29. 努力するしかない
知樹と共に行った修行は知樹による一方的な蹂躙という結果で幕を閉じた。
休憩も終わり、次の修行へと進む前にムサシにまた話があると呼び止められる。
また何か聞かされるのかと思い、話の内容を聞くと思いがけない修行内容を聞かされた。その内容を言うのが。
「はあ? これからしばらく筋トレ?!」
「そうだがや。今日を含めた五日間、全部筋トレと体力作りに費やすがや」
これから剣の型や技を教えてもらうのかと思っており、修行内容の続きにも少しウキウキしていたため、この悪い意味で期待を裏切った修行内容には驚きを隠せないでいた。
「剣の型は? 技は? これから五日間ってことは後はクラーケン討伐の一日前しか時間がないじゃないか!」
「まあ待つがや。おみゃーには剣の型は教えんし、技も居合に関するもんしか教えんがや」
「いや、でもなんでよりによって筋トレを……」
最悪剣の型も技もいい。
だが、剣の修行で剣が使えないのはどうしても納得がいかない。
ちゃんとした理由を聞かなければ、込み上げてくるモヤモヤを解決することができない。
「さっきの修行で分かったことがあるがや。おみゃーの動体視力は俺の想像以上のものだったがや。でもいかんせん体力がない。もし長時間戦い続けれるほどの体力をつければ、基本的に敵の攻撃を受けることはなくなるがや」
「……剣の型を覚えない理由は?」
「変に型を覚えると、柔軟な対応ができないがや。おみゃーの目はおそらく目の端に捉えたものにも即座に反応できるがや。その時に型を覚えてると意識的に型で受けようとして、かえって時間のロスになるがや」
「なんで居合だけは覚えるんだ?」
「おみゃーの目と一番相性がいいからだがや。居合はスピードと精密さがものを言う。普通の剣撃ならその目があれば遅れることはにゃーだろうし、後は経験の問題だがや。でも、居合を覚えておけば戦いを有利に進めることができるがや」
修也の疑問にを的確に返していく。
剣は完全に初心者のため、ムサシがどのような意図でほぼ筋トレオンリーの修行にしたのかわからなかった。
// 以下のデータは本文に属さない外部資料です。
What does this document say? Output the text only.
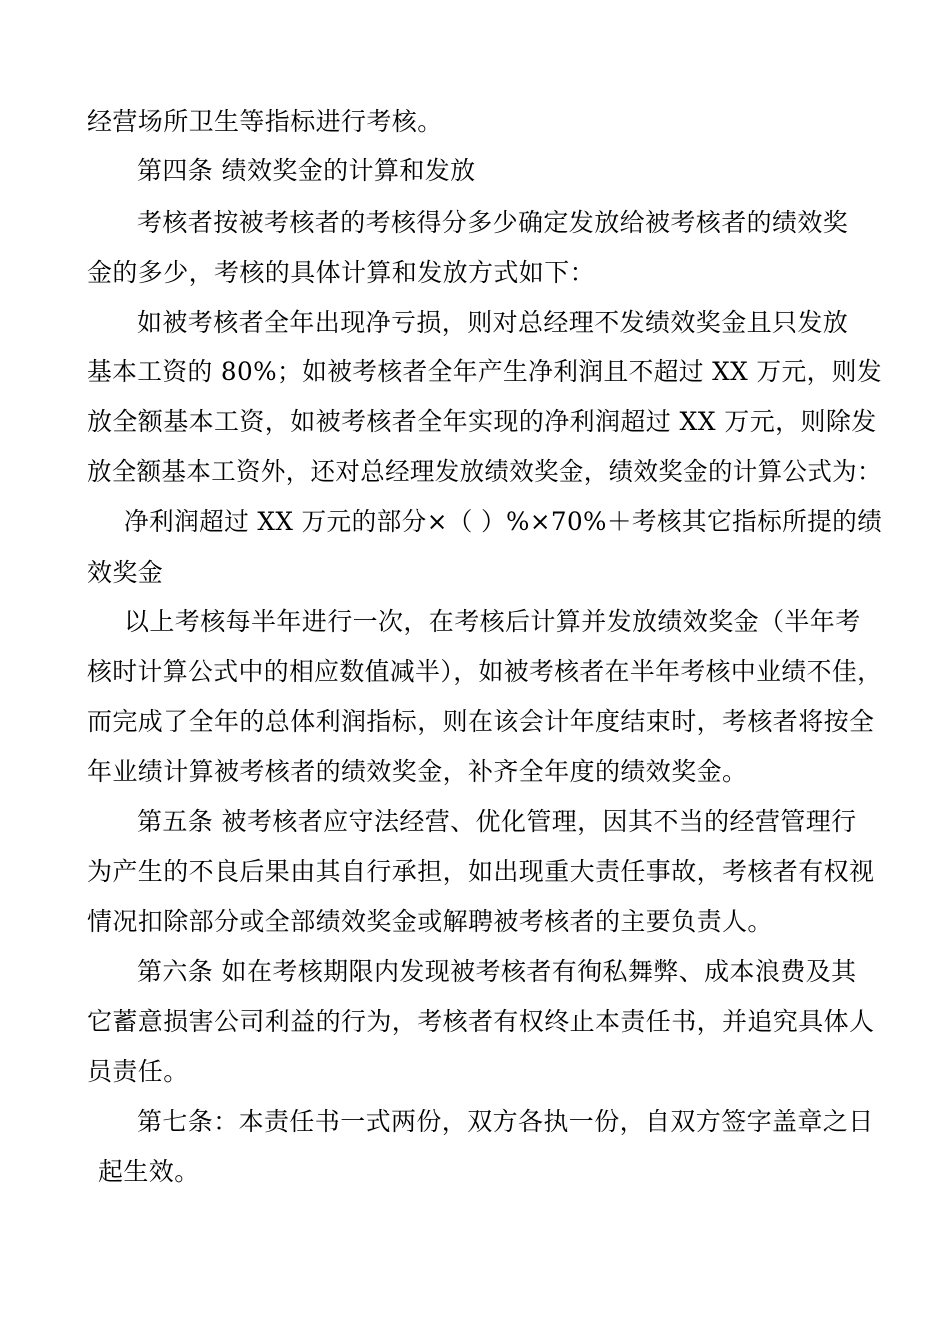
经营场所卫生等指标进行考核。

第四条 绩效奖金的计算和发放

考核者按被考核者的考核得分多少确定发放给被考核者的绩效奖

金的多少，考核的具体计算和发放方式如下：

如被考核者全年出现净亏损，则对总经理不发绩效奖金且只发放

基本工资的 80%；如被考核者全年产生净利润且不超过 XX 万元，则发

放全额基本工资，如被考核者全年实现的净利润超过 XX 万元，则除发

放全额基本工资外，还对总经理发放绩效奖金，绩效奖金的计算公式为：

净利润超过 XX 万元的部分×（ ）%×70%＋考核其它指标所提的绩

效奖金

以上考核每半年进行一次，在考核后计算并发放绩效奖金（半年考

核时计算公式中的相应数值减半），如被考核者在半年考核中业绩不佳，

而完成了全年的总体利润指标，则在该会计年度结束时，考核者将按全

年业绩计算被考核者的绩效奖金，补齐全年度的绩效奖金。

第五条 被考核者应守法经营、优化管理，因其不当的经营管理行

为产生的不良后果由其自行承担，如出现重大责任事故，考核者有权视

情况扣除部分或全部绩效奖金或解聘被考核者的主要负责人。

第六条 如在考核期限内发现被考核者有徇私舞弊、成本浪费及其

它蓄意损害公司利益的行为，考核者有权终止本责任书，并追究具体人

员责任。

第七条：本责任书一式两份，双方各执一份，自双方签字盖章之日

起生效。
ムサシもそこは理解しているのか初心者でも分かりやすいように修行の意図を説明していった。
「納得が行かんのは百も承知だがや。だが、この地道な筋トレが強くなるための最善手なのは理解してほしいがや」
ナノのことになると性格がガラリと変わるが、剣のことになると真面目になるあたり、剣聖なんだなと思わせてくれる。
その剣聖であるムサシがここまで筋トレすることを勧めてくるのだ。おそらく本当にこの方法が一番良いのだろう。
「わかった! 師範がそこまで言うならきっと大丈夫なんだろ。それでどのくらい筋トレすれば良いんだ?」
「腕立て千回、腹筋五百回、背筋二百回、スクワット五百回、腿上げ二百回、逆立ち」
「ちょっと待て。それはこの五日間のトータルの回数か?」
「そんなわけあらすか、五日間なら今言った回数の五倍だがや」
「つまり一日でその量を?」
無言で首を縦に振るムサシ。
編み笠から覗かせるその顔の様子から、何も特別なことを言っているようには見えなかった。
おそらくムサシにとっては普通のことを言っているつもりなのだろうが、前の世界では普通の男子高校生だった修也にとって、この筋トレの量は明らかに常軌を逸していた。
「筋肉痛で死ぬぞ」
「俺が山で修行してた時は、岩を抱えながらこれの倍は動いてたがや。おみゃーはまだ楽な方だがや」
「剣聖と一般人を同一視しないでほしいんだが! 明らかに一桁多いだろ!」
「修行してた頃はまだ俺は一般人だったがや。剣聖の称号はおまけにすぎんし、本気を出せばこれくらい造作もないがや」
「た、確かに……」
今だからこそ剣聖の称号を持っているが、ムサシが修行をしていた時は確かにまだ剣聖ではなく一般人だ。
妙に説得力のある言葉に説き伏せられてしまい、反論ができずそのまま肯定してしまった。
「五日間、朝からこのメニューをやってもらうがや。その後は居合の技の練習もするから楽しみにしておくんだがや」
「居合ができるのはちょっと嬉しいな。なんかかっこいい感じがするし」
「まあ、覚悟はしておくんだがや。それじゃあ俺は用事があるからちゃんと筋トレしとくんだがや」
少し意味深な発言をすると、広場から立ち去ろうとするムサシ。
どこへいくのか少し気になるが、それよりも今は彼から言い渡された修行メニューをこなすことを最優先にしないといけない。
明らかに桁数が一つ多い筋トレ。早めにやらないと確実に終わらないため、とりあえず腕立てから始めることにした。